Oil Spill Reaches Wildlife Refuges as BP Attempts to Lower Containment Dome
In the late 1950s, there was an execrably bad horror film called ‘The Blob’ that detailed the destruction wrought by a huge, gelatinous, pink-red mass that gobbled up everything in its path. While the movie was laughable, the eerily reminiscent pink foam tendrils of chemically dispersed oil from the recent gulf oil spill reaching the shores of two key Gulf wildlife refuges is anything but funny.
On Thursday, the sticky oil/seawater mixture resulting from the gulf oil spill ran up on the shores of the Chandeleur Islands and New Harbor Island. Scores of dead jellyfish floating close to the mouth of the Mississippi are further testament to the devastating consequences of the oil leak. Once a fertile seafood area, shrimping is now prohibited until further notice.

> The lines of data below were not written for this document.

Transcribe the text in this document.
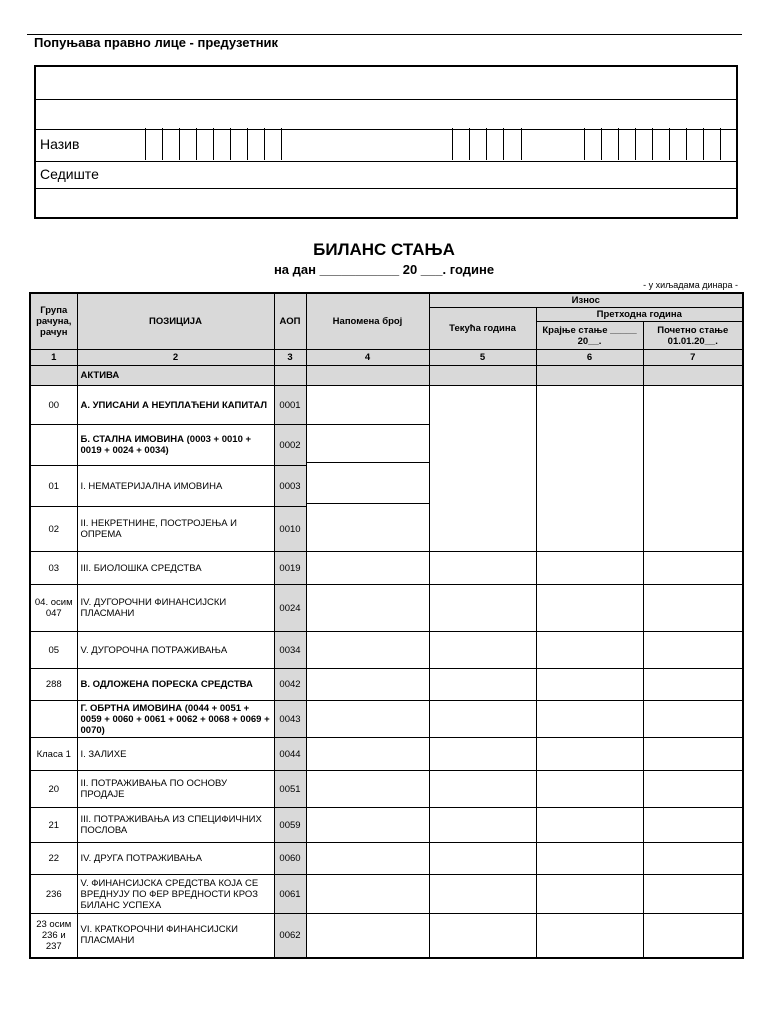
Попуњава правно лице - предузетник
Назив
Седиште
БИЛАНС СТАЊА
на дан ___________ 20 ___. године
- у хиљадама динара -
Група рачуна, рачун	ПОЗИЦИЈА	АОП	Напомена број	Износ		
				Текућа година	Претходна година	
					Крајње стање _____ 20__.	Почетно стање 01.01.20__.
1	2	3	4	5	6	7
	АКТИВА					
00	А. УПИСАНИ А НЕУПЛАЋЕНИ КАПИТАЛ	0001	

	Б. СТАЛНА ИМОВИНА (0003 + 0010 + 0019 + 0024 + 0034)	0002				
01	I. НЕМАТЕРИЈАЛНА ИМОВИНА	0003				
02	II. НЕКРЕТНИНЕ, ПОСТРОЈЕЊА И ОПРЕМА	0010				
03	III. БИОЛОШКА СРЕДСТВА	0019				
04. осим 047	IV. ДУГОРОЧНИ ФИНАНСИЈСКИ ПЛАСМАНИ	0024				
05	V. ДУГОРОЧНА ПОТРАЖИВАЊА	0034				
288	В. ОДЛОЖЕНА ПОРЕСКА СРЕДСТВА	0042				
	Г. ОБРТНА ИМОВИНА (0044 + 0051 + 0059 + 0060 + 0061 + 0062 + 0068 + 0069 + 0070)	0043				
Класа 1	I. ЗАЛИХЕ	0044				
20	II. ПОТРАЖИВАЊА ПО ОСНОВУ ПРОДАЈЕ	0051				
21	III. ПОТРАЖИВАЊА ИЗ СПЕЦИФИЧНИХ ПОСЛОВА	0059				
22	IV. ДРУГА ПОТРАЖИВАЊА	0060				
236	V. ФИНАНСИЈСКА СРЕДСТВА КОЈА СЕ ВРЕДНУЈУ ПО ФЕР ВРЕДНОСТИ КРОЗ БИЛАНС УСПЕХА	0061				
23 осим 236 и 237	VI. КРАТКОРОЧНИ ФИНАНСИЈСКИ ПЛАСМАНИ	0062				
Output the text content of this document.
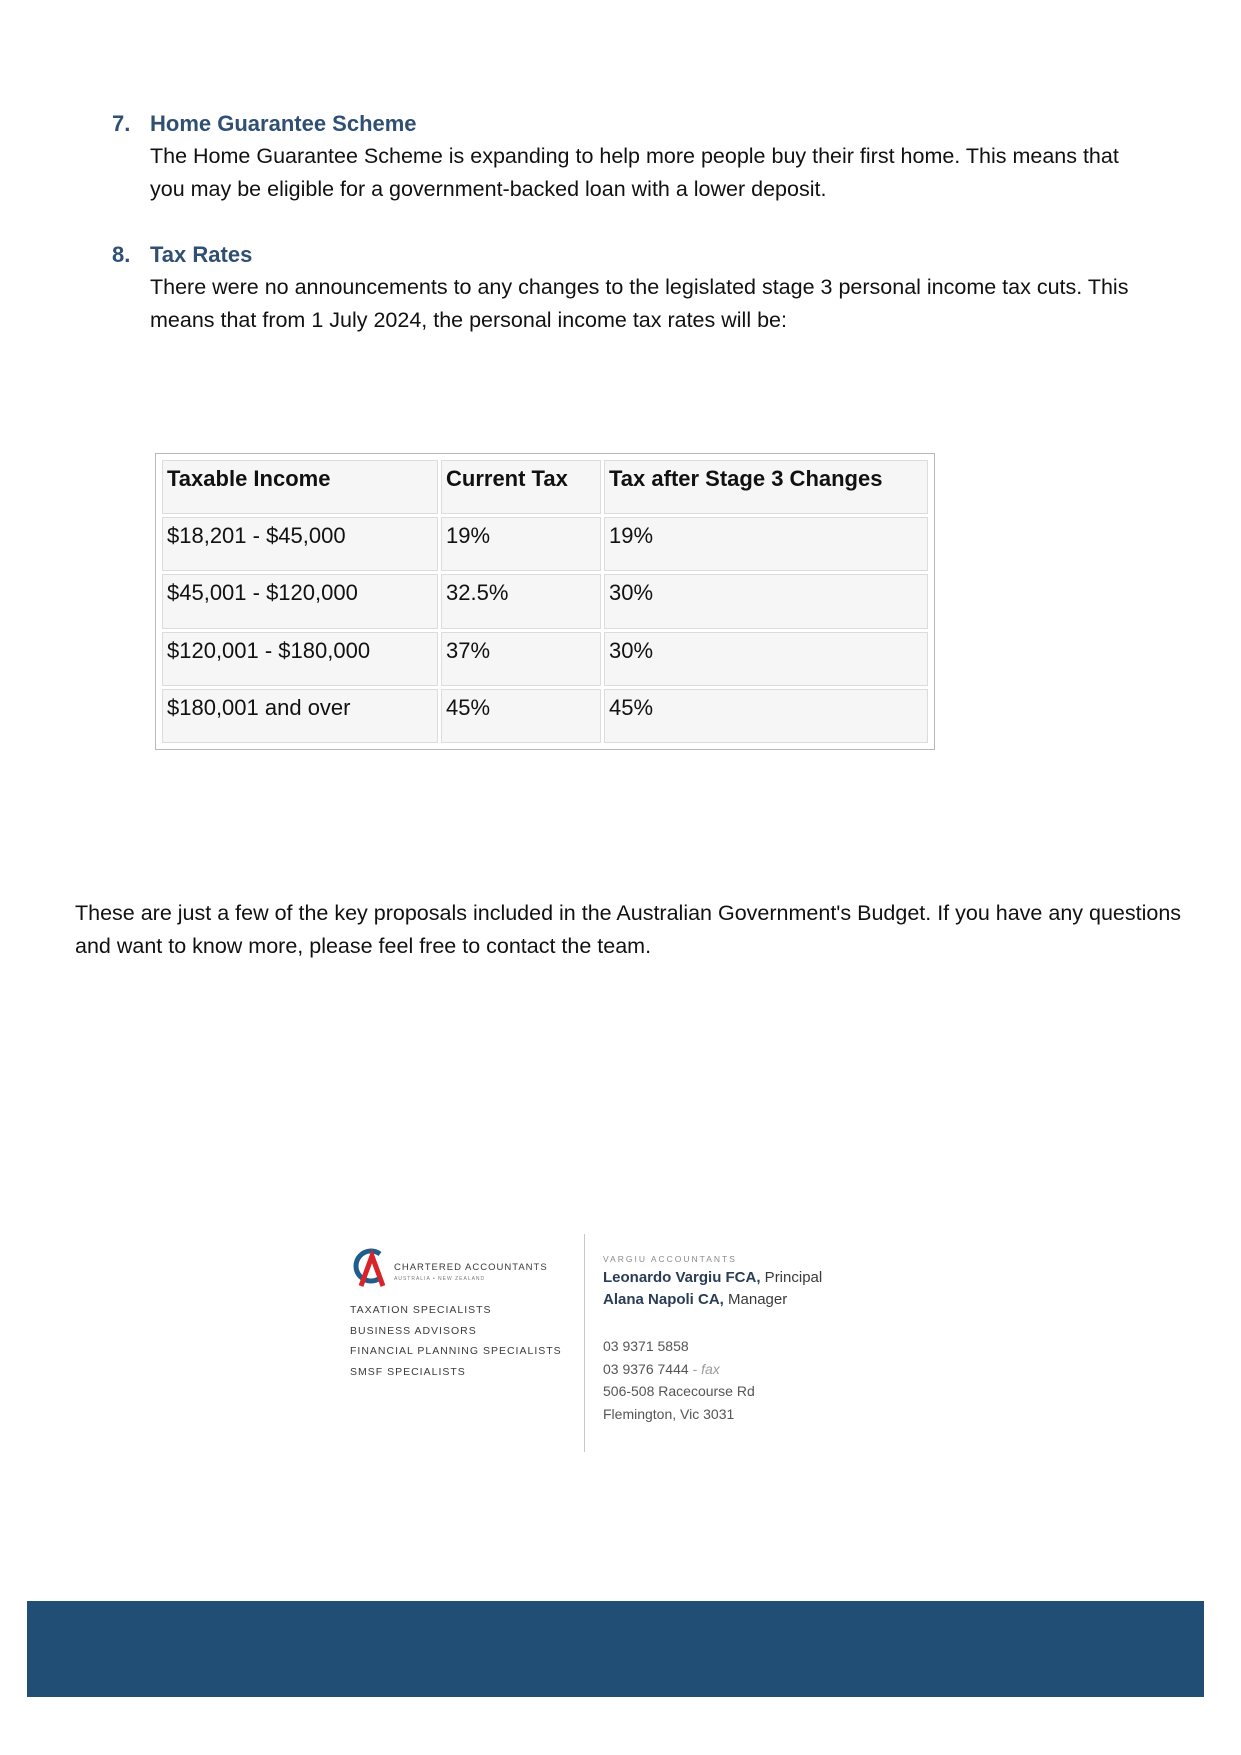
7. Home Guarantee Scheme
The Home Guarantee Scheme is expanding to help more people buy their first home. This means that you may be eligible for a government-backed loan with a lower deposit.
8. Tax Rates
There were no announcements to any changes to the legislated stage 3 personal income tax cuts. This means that from 1 July 2024, the personal income tax rates will be:
Taxable Income	Current Tax	Tax after Stage 3 Changes
$18,201 - $45,000	19%	19%
$45,001 - $120,000	32.5%	30%
$120,001 - $180,000	37%	30%
$180,001 and over	45%	45%
These are just a few of the key proposals included in the Australian Government's Budget. If you have any questions and want to know more, please feel free to contact the team.
CHARTERED ACCOUNTANTS
AUSTRALIA • NEW ZEALAND
TAXATION SPECIALISTS
BUSINESS ADVISORS
FINANCIAL PLANNING SPECIALISTS
SMSF SPECIALISTS
VARGIU ACCOUNTANTS
Leonardo Vargiu FCA, Principal
Alana Napoli CA, Manager
03 9371 5858
03 9376 7444 - fax
506-508 Racecourse Rd
Flemington, Vic 3031
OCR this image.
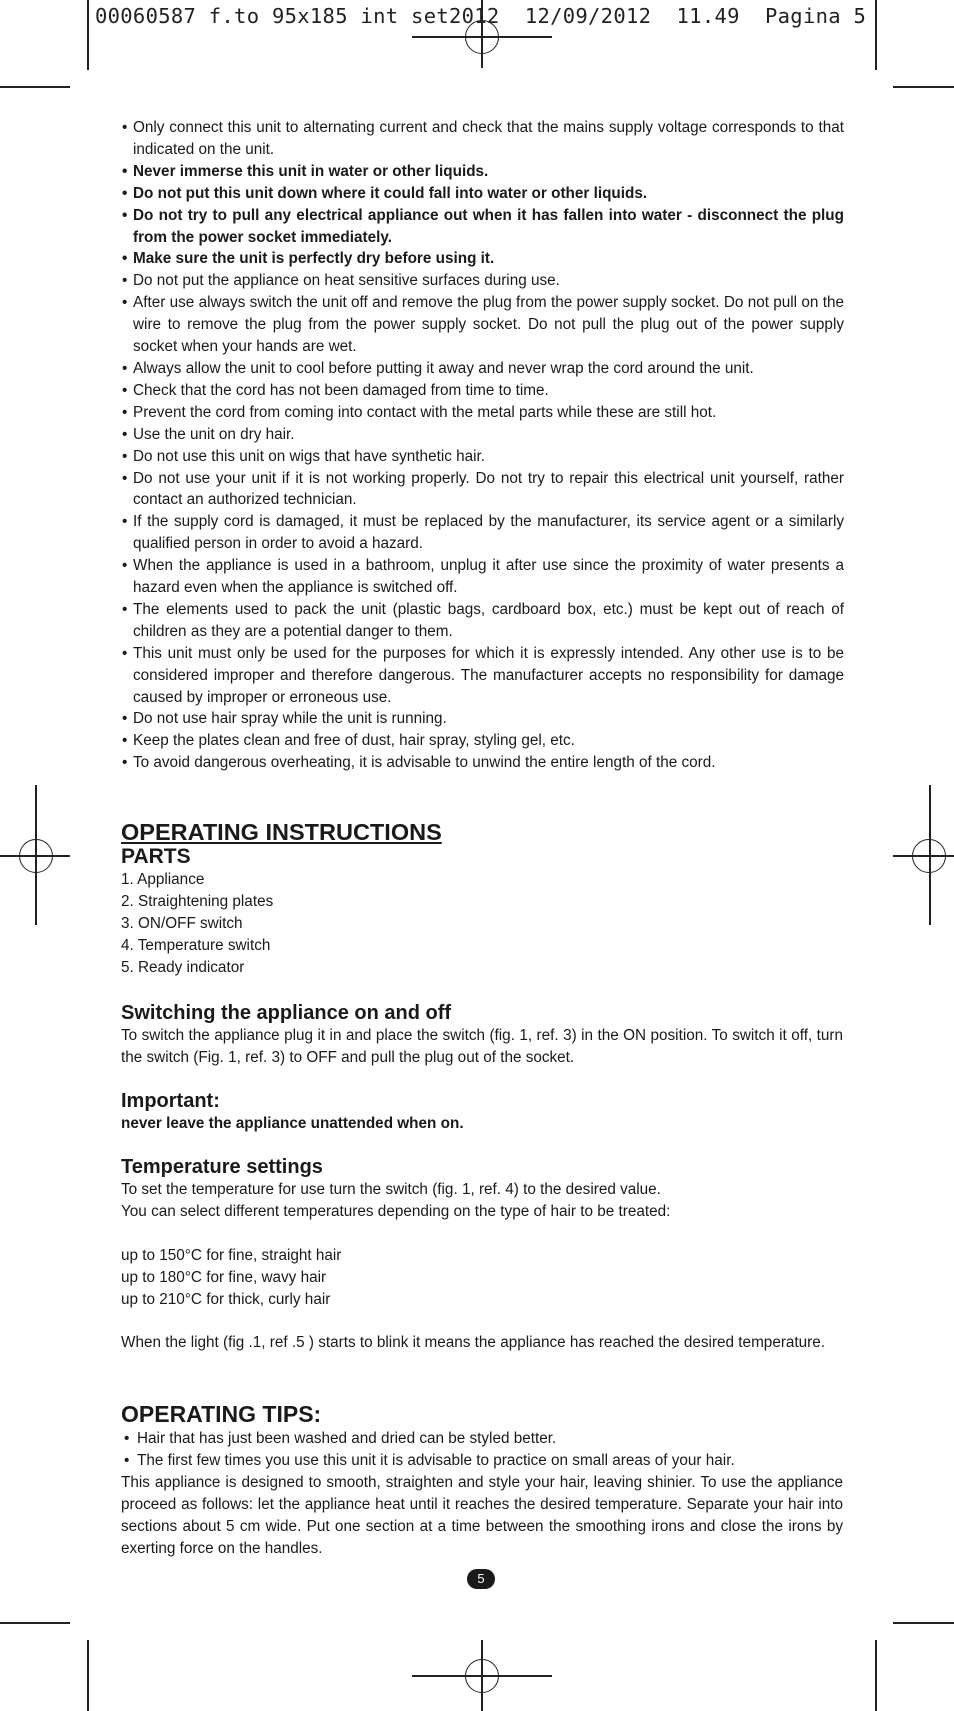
00060587 f.to 95x185 int set2012  12/09/2012  11.49  Pagina 5
• Only connect this unit to alternating current and check that the mains supply voltage corresponds to that indicated on the unit.
• Never immerse this unit in water or other liquids.
• Do not put this unit down where it could fall into water or other liquids.
• Do not try to pull any electrical appliance out when it has fallen into water - disconnect the plug from the power socket immediately.
• Make sure the unit is perfectly dry before using it.
• Do not put the appliance on heat sensitive surfaces during use.
• After use always switch the unit off and remove the plug from the power supply socket. Do not pull on the wire to remove the plug from the power supply socket. Do not pull the plug out of the power supply socket when your hands are wet.
• Always allow the unit to cool before putting it away and never wrap the cord around the unit.
• Check that the cord has not been damaged from time to time.
• Prevent the cord from coming into contact with the metal parts while these are still hot.
• Use the unit on dry hair.
• Do not use this unit on wigs that have synthetic hair.
• Do not use your unit if it is not working properly. Do not try to repair this electrical unit yourself, rather contact an authorized technician.
• If the supply cord is damaged, it must be replaced by the manufacturer, its service agent or a similarly qualified person in order to avoid a hazard.
• When the appliance is used in a bathroom, unplug it after use since the proximity of water presents a hazard even when the appliance is switched off.
• The elements used to pack the unit (plastic bags, cardboard box, etc.) must be kept out of reach of children as they are a potential danger to them.
• This unit must only be used for the purposes for which it is expressly intended. Any other use is to be considered improper and therefore dangerous. The manufacturer accepts no responsibility for damage caused by improper or erroneous use.
• Do not use hair spray while the unit is running.
• Keep the plates clean and free of dust, hair spray, styling gel, etc.
• To avoid dangerous overheating, it is advisable to unwind the entire length of the cord.
OPERATING INSTRUCTIONS
PARTS
1. Appliance
2. Straightening plates
3. ON/OFF switch
4. Temperature switch
5. Ready indicator
Switching the appliance on and off
To switch the appliance plug it in and place the switch (fig. 1, ref. 3) in the ON position. To switch it off, turn the switch (Fig. 1, ref. 3) to OFF and pull the plug out of the socket.
Important:
never leave the appliance unattended when on.
Temperature settings
To set the temperature for use turn the switch (fig. 1, ref. 4) to the desired value.
You can select different temperatures depending on the type of hair to be treated:
up to 150°C for fine, straight hair
up to 180°C for fine, wavy hair
up to 210°C for thick, curly hair
When the light (fig .1, ref .5 ) starts to blink it means the appliance has reached the desired temperature.
OPERATING TIPS:
• Hair that has just been washed and dried can be styled better.
• The first few times you use this unit it is advisable to practice on small areas of your hair.
This appliance is designed to smooth, straighten and style your hair, leaving shinier. To use the appliance proceed as follows: let the appliance heat until it reaches the desired temperature. Separate your hair into sections about 5 cm wide. Put one section at a time between the smoothing irons and close the irons by exerting force on the handles.
5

Meanwhile, BP began on Thursday night to lower its 100-ton concrete and steel containment dome in an attempt to stop the oil leak from further spreading. Barring any number of problems, officials are trying to have the containment device operational by Sunday. It is an ambitious operation that officials fear will not work as it has never been tested in deep water.
Still, everyone is hoping it will work. With the horrible consequences of this spill becoming more and more evident, hope may be the only thing that clean up crews and volunteers can count on without reservation.